Les intrants constituent l’ensemble des produits apportés par l’Homme aux agrosystèmes.

En plus d’apporter des intrants, l’Homme exporte de l’agrosystème la majorité de la biomasse comme le maïs lorsqu’il est mûr.

  • C’est le but de l’agrosystème.

Il y a donc de nombreux intrants :

  • le carburant pour les machines agricoles comme le tracteur,
  • les engrais,
  • les semences,
  • l’eau pour irriguer,
  • et les insecticides.

En sortie, on trouve les épis de maïs.

On parle de productivité pour qualifier les flux sortant de l’agrosystème.

Flux d Agrosystème

Pratiques collectives et conséquences globales

Il existe différentes finalités aux épis de maïs récoltés dans l’agrosystème « champ de maïs » :

  • nourrir les Hommes directement : l’Homme est alors le consommateur primaire ;
  • nourrir des animaux d’élevage : les épis de maïs entrent alors dans un autre agrosystème qui est l’agrosystème « élevage bovin ». Là, le bovin est le consommateur primaire et l’Homme, qui mange la viande produite, est le consommateur secondaire ;
  • servir d’agrocarburant : ici, c’est la voiture qui est le consommateur primaire.
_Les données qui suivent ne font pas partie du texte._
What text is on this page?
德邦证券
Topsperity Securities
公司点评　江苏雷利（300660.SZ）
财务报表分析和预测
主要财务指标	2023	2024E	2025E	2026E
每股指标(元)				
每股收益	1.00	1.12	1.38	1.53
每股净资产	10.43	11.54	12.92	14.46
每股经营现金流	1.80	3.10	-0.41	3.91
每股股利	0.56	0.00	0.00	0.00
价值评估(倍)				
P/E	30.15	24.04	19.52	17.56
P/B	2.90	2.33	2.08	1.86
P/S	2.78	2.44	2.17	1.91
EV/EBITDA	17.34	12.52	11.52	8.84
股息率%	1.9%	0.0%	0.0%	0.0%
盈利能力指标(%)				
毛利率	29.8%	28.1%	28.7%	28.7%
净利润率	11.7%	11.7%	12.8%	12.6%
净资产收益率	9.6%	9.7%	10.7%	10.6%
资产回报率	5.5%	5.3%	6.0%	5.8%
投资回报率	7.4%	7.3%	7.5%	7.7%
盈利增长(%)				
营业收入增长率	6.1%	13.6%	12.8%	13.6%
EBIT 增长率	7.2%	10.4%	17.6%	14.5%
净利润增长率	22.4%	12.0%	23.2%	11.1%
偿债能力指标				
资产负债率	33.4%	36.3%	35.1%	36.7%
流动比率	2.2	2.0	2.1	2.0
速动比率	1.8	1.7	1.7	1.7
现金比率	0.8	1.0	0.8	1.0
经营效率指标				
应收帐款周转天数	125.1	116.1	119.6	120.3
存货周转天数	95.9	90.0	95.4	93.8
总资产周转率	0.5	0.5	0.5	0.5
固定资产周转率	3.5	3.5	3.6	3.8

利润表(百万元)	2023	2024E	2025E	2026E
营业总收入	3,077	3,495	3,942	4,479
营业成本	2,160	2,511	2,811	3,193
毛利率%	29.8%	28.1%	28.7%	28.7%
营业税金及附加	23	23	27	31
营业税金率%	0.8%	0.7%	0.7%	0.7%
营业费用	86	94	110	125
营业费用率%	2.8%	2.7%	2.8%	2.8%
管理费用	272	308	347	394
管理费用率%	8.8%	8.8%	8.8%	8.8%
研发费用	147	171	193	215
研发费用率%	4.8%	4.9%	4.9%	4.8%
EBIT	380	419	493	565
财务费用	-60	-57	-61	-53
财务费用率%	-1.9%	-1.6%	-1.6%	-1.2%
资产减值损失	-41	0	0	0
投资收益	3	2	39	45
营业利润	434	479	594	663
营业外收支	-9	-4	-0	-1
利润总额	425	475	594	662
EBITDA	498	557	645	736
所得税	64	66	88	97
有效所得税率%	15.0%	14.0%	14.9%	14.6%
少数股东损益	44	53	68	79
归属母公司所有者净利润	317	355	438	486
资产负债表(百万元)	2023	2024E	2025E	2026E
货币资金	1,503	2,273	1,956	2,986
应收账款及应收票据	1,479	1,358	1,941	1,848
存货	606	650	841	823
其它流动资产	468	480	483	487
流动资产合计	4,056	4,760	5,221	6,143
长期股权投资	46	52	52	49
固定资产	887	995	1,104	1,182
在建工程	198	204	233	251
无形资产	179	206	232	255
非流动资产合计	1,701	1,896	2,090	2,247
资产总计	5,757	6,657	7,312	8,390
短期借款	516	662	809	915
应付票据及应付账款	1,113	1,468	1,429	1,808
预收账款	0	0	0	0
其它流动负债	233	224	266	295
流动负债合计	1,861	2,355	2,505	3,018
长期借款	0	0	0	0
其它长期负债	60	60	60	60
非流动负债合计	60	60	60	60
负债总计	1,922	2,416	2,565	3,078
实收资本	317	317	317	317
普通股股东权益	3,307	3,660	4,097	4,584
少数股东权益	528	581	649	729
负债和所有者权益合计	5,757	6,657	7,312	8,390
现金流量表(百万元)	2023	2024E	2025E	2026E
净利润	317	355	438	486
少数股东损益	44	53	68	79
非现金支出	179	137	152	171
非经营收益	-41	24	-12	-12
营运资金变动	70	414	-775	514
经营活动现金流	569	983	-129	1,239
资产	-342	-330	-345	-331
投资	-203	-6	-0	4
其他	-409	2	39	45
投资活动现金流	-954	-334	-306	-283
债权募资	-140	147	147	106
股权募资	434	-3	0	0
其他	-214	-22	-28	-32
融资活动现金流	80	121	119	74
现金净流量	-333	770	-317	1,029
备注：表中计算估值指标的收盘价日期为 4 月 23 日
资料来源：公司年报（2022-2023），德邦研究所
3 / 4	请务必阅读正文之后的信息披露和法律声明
Il n’y a alors pas d’utilisation alimentaire.

Lorsque l’Homme n’est que consommateur secondaire des épis de maïs, il y a une perte d’énergie.

Un hectare de maïs produit des grains dont la valeur énergétique est de 85 mégajoules. Or l’Homme a besoin de 4,1 mégajoules d’énergie par an.

  • Un hectare de maïs permet donc de nourrir une vingtaine d’Hommes sur toute une année en terme d’énergie.

Par ailleurs, on sait qu’un kilo de maïs consomme 1 300 litres d’eau.

Consommation énergétique de l’Homme par an sciences première Consommation énergétique de l’Homme par an

Une comparaison peut être faite avec l’agrosystème « élevage bovin » :

  • une vache a besoin 8,03 mégajoules d’énergie par an qu’elle trouve dans son alimentation (soit, dans notre exemple, dans le maïs qu’elle consomme) ;
  • cela donne une productivité en viande de 10,5 mégajoules par hectare de maïs et par an.
  • Un hectare de maïs permet donc de nourrir 2,5 Hommes par an par l’intermédiaire de l’agrosystème « élevage bovin ».

Par ailleurs, pour 1 kilo de viande, 13 500 litres d’eau sont nécessaires.

Comparaison entre deux agrosystèmes sciences première Comparaison entre deux agrosystèmes

Amélioration des espèces agricoles et impacts des pratiques agricoles

Pour faire face à une population grandissante qui consomme de plus en plus de viande, l’Homme cherche à améliorer les espèces agricoles, ce qui a des conséquences pour l’environnement et pour la santé.

À l’origine de toute plante cultivée il y a un ancêtre sauvage que l’Homme a domestiqué. Pour le maïs, l’espèce sauvage ancestrale s’appelle la téosinte. L’Homme a domestiqué cette plante et a réalisé une sélection génétique.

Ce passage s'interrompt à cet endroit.